Psalm 38:9 Lord, all my desire is before thee; and my groaning is not hid from thee.

Prayer for a Quiet Heart

Five-year olds are not very good at bottling things up. I’m not saying they can’t do it, but generally if they are thinking it, they are saying it. There are no secrets with five-year olds. That is why it is wise to be careful about the people you trust with your five-year old; all the family secrets can be divulged in about five minutes. Most of us learned very early to open our ears and shut our mouths, and generally, I think that is a good piece of advice. Sometimes we can hear too much and say too little.

David was a man who had a lot of problems. In Psalm 38:6 he says, “I am troubled.” There are three elements that show us where David was and the point to which he came. First of all we see what David took in. In verse 8 he says, “I am feeble and sore broken: I have roared by reason of the disquietness of my heart.” He was so full of things that were coming into his heart and head that he was broken and weak. Our hearts and heads are full of noise every day. We confront personal issues, international issues, and issues of other people. David was noisy of heart because of what he took in.

The second element is what he cut off. In verse 13 David came to a point when he didn’t want to take any more in. He says, “But I, as a deaf man, heard not; and I was as a dumb man that opened not his mouth. Thus I was a as a man that heareth not, and in whose mouth are no reproofs.” Some of  David’s problems were the chastening of God. But there came a time when David just decided that he was going to be like a deaf man and not hear what flooded his ears and heart.

Most importantly, we see what David put out or sent up. In verse 15 David says, “For in thee, O LORD, do I hope: thou wilt hear, O Lord my God.” David refused to hear, and he knew that God would hear. Verse 16 says, “For I said, Hear me.” Verse 9 says, “Lord, all my desire is before thee; and my groaning is not hid from thee.” Most of the psalms I have read lately seem to be David responding to problems.
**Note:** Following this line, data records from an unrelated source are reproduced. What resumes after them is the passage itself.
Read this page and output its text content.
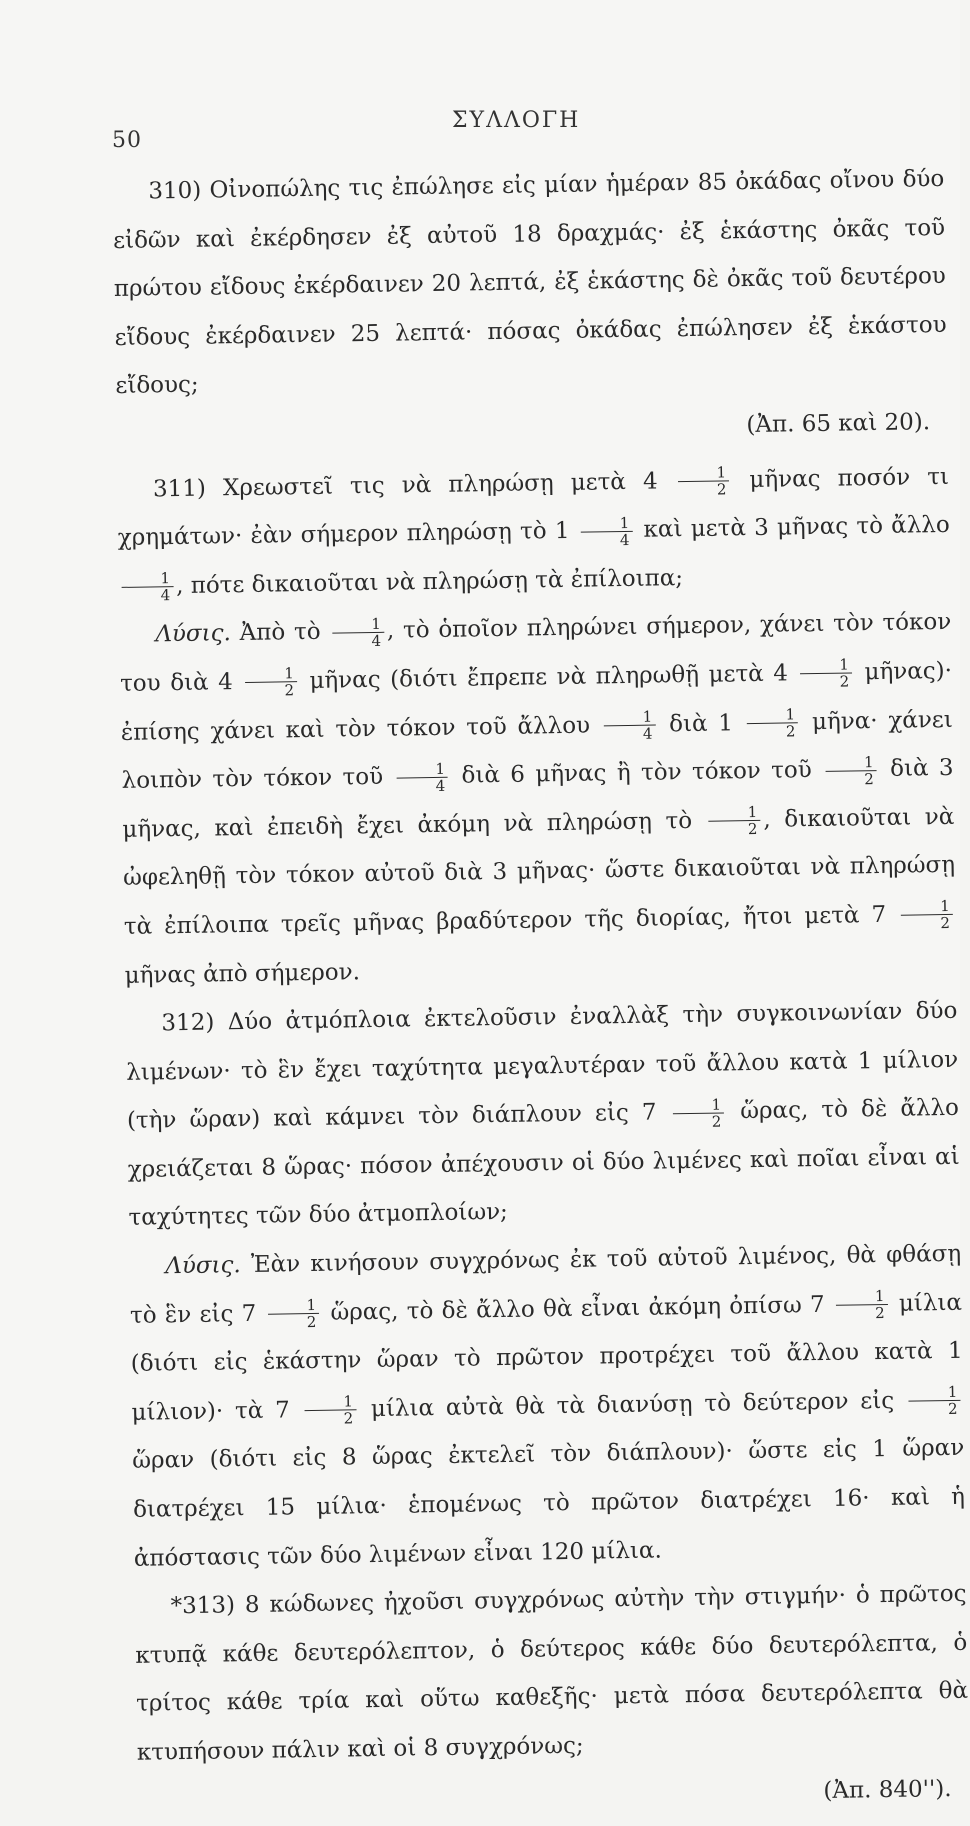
50
ΣΥΛΛΟΓΗ

310) Οἰνοπώλης τις ἐπώλησε εἰς μίαν ἡμέραν 85 ὀκάδας οἴνου δύο εἰδῶν καὶ ἐκέρδησεν ἐξ αὐτοῦ 18 δραχμάς· ἐξ ἑκάστης ὀκᾶς τοῦ πρώτου εἴδους ἐκέρδαινεν 20 λεπτά, ἐξ ἑκάστης δὲ ὀκᾶς τοῦ δευτέρου εἴδους ἐκέρδαινεν 25 λεπτά· πόσας ὀκάδας ἐπώλησεν ἐξ ἑκάστου εἴδους;
(Ἀπ. 65 καὶ 20).

311) Χρεωστεῖ τις νὰ πληρώσῃ μετὰ $4 \frac{1}{2}$ μῆνας ποσόν τι χρημάτων· ἐὰν σήμερον πληρώσῃ τὸ $1 \frac{1}{4}$ καὶ μετὰ 3 μῆνας τὸ ἄλλο
$\frac{1}{4}$ , πότε δικαιοῦται νὰ πληρώσῃ τὰ ἐπίλοιπα;

Λύσις. Ἀπὸ τὸ $\frac{1}{4}$ , τὸ ὁποῖον πληρώνει σήμερον, χάνει τὸν τόκον του διὰ $4 \frac{1}{2}$ μῆνας (διότι ἔπρεπε νὰ πληρωθῇ μετὰ $4 \frac{1}{2}$ μῆνας)· ἐπίσης χάνει καὶ τὸν τόκον τοῦ ἄλλου $\frac{1}{4}$ διὰ $1 \frac{1}{2}$ μῆνα· χάνει λοιπὸν τὸν τόκον τοῦ $\frac{1}{4}$ διὰ 6 μῆνας ἢ τὸν τόκον τοῦ $\frac{1}{2}$ διὰ 3 μῆνας, καὶ ἐπειδὴ ἔχει ἀκόμη νὰ πληρώσῃ τὸ $\frac{1}{2}$ , δικαιοῦται νὰ ὠφεληθῇ τὸν τόκον αὐτοῦ διὰ 3 μῆνας· ὥστε δικαιοῦται νὰ πληρώσῃ τὰ ἐπίλοιπα τρεῖς μῆνας βραδύτερον τῆς διορίας, ἤτοι μετὰ $7 \frac{1}{2}$
μῆνας ἀπὸ σήμερον.

312) Δύο ἀτμόπλοια ἐκτελοῦσιν ἐναλλὰξ τὴν συγκοινωνίαν δύο λιμένων· τὸ ἓν ἔχει ταχύτητα μεγαλυτέραν τοῦ ἄλλου κατὰ 1 μίλιον (τὴν ὥραν) καὶ κάμνει τὸν διάπλουν εἰς $7 \frac{1}{2}$ ὥρας, τὸ δὲ ἄλλο χρειάζεται 8 ὥρας· πόσον ἀπέχουσιν οἱ δύο λιμένες καὶ ποῖαι εἶναι αἱ ταχύτητες τῶν δύο ἀτμοπλοίων;

Λύσις. Ἐὰν κινήσουν συγχρόνως ἐκ τοῦ αὐτοῦ λιμένος, θὰ φθάσῃ τὸ ἓν εἰς $7 \frac{1}{2}$ ὥρας, τὸ δὲ ἄλλο θὰ εἶναι ἀκόμη ὀπίσω $7 \frac{1}{2}$ μίλια (διότι εἰς ἑκάστην ὥραν τὸ πρῶτον προτρέχει τοῦ ἄλλου κατὰ 1 μίλιον)· τὰ $7 \frac{1}{2}$ μίλια αὐτὰ θὰ τὰ διανύσῃ τὸ δεύτερον εἰς $\frac{1}{2}$
ὥραν (διότι εἰς 8 ὥρας ἐκτελεῖ τὸν διάπλουν)· ὥστε εἰς 1 ὥραν διατρέχει 15 μίλια· ἑπομένως τὸ πρῶτον διατρέχει 16· καὶ ἡ ἀπόστασις τῶν δύο λιμένων εἶναι 120 μίλια.

*313) 8 κώδωνες ἠχοῦσι συγχρόνως αὐτὴν τὴν στιγμήν· ὁ πρῶτος κτυπᾷ κάθε δευτερόλεπτον, ὁ δεύτερος κάθε δύο δευτερόλεπτα, ὁ τρίτος κάθε τρία καὶ οὕτω καθεξῆς· μετὰ πόσα δευτερόλεπτα θὰ κτυπήσουν πάλιν καὶ οἱ 8 συγχρόνως;
(Ἀπ. 840'').
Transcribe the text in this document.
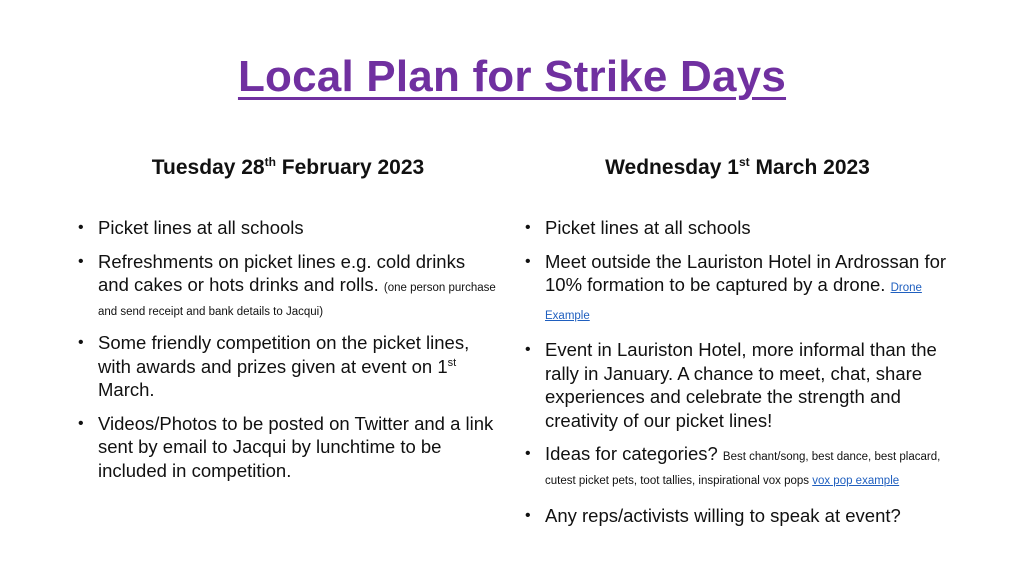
Local Plan for Strike Days
Tuesday 28th February 2023
• Picket lines at all schools
• Refreshments on picket lines e.g. cold drinks and cakes or hots drinks and rolls. (one person purchase and send receipt and bank details to Jacqui)
• Some friendly competition on the picket lines, with awards and prizes given at event on 1st March.
• Videos/Photos to be posted on Twitter and a link sent by email to Jacqui by lunchtime to be included in competition.
Wednesday 1st March 2023
• Picket lines at all schools
• Meet outside the Lauriston Hotel in Ardrossan for 10% formation to be captured by a drone. Drone Example
• Event in Lauriston Hotel, more informal than the rally in January. A chance to meet, chat, share experiences and celebrate the strength and creativity of our picket lines!
• Ideas for categories? Best chant/song, best dance, best placard, cutest picket pets, toot tallies, inspirational vox pops vox pop example
• Any reps/activists willing to speak at event?
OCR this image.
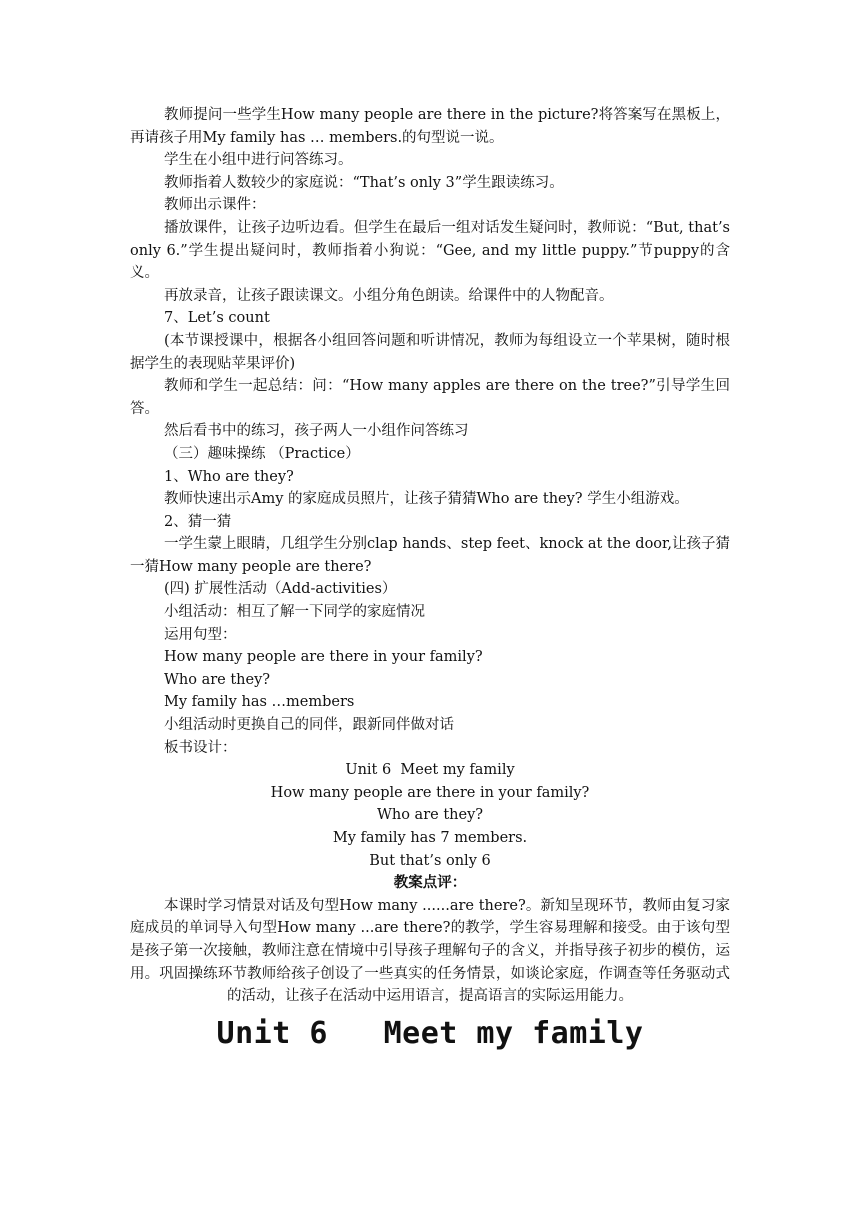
教师提问一些学生How many people are there in the picture?将答案写在黑板上，再请孩子用My family has … members.的句型说一说。

学生在小组中进行问答练习。

教师指着人数较少的家庭说：“That’s only 3”学生跟读练习。

教师出示课件：

播放课件，让孩子边听边看。但学生在最后一组对话发生疑问时，教师说：“But, that’s only 6.”学生提出疑问时，教师指着小狗说：“Gee, and my little puppy.”节puppy的含义。

再放录音，让孩子跟读课文。小组分角色朗读。给课件中的人物配音。

7、Let’s count

(本节课授课中，根据各小组回答问题和听讲情况，教师为每组设立一个苹果树，随时根据学生的表现贴苹果评价)

教师和学生一起总结：问：“How many apples are there on the tree?”引导学生回答。

然后看书中的练习，孩子两人一小组作问答练习

（三）趣味操练 （Practice）

1、Who are they?

教师快速出示Amy 的家庭成员照片，让孩子猜猜Who are they? 学生小组游戏。

2、猜一猜

一学生蒙上眼睛，几组学生分别clap hands、step feet、knock at the door,让孩子猜一猜How many people are there?

(四) 扩展性活动（Add-activities）

小组活动：相互了解一下同学的家庭情况

运用句型：

How many people are there in your family?

Who are they?

My family has …members

小组活动时更换自己的同伴，跟新同伴做对话

板书设计：

Unit 6  Meet my family

How many people are there in your family?

Who are they?

My family has 7 members.

But that’s only 6

教案点评：

本课时学习情景对话及句型How many ......are there?。新知呈现环节，教师由复习家庭成员的单词导入句型How many ...are there?的教学，学生容易理解和接受。由于该句型是孩子第一次接触，教师注意在情境中引导孩子理解句子的含义，并指导孩子初步的模仿，运用。巩固操练环节教师给孩子创设了一些真实的任务情景，如谈论家庭，作调查等任务驱动式的活动，让孩子在活动中运用语言，提高语言的实际运用能力。

Unit 6   Meet my family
David says, “There’s not a thing that I want that You don’t know. There’s not a thing that troubles me that hidden from You, God.”

Why was that? God knows everything. He is God. But in the context of this psalm, just as quickly as things were flooding into his heart, David was pumping them to heaven and giving them to God. We see the disquietness of his heart, the deafness of his ears, and the activeness of his mouth. He was giving his problems to God and resting them there.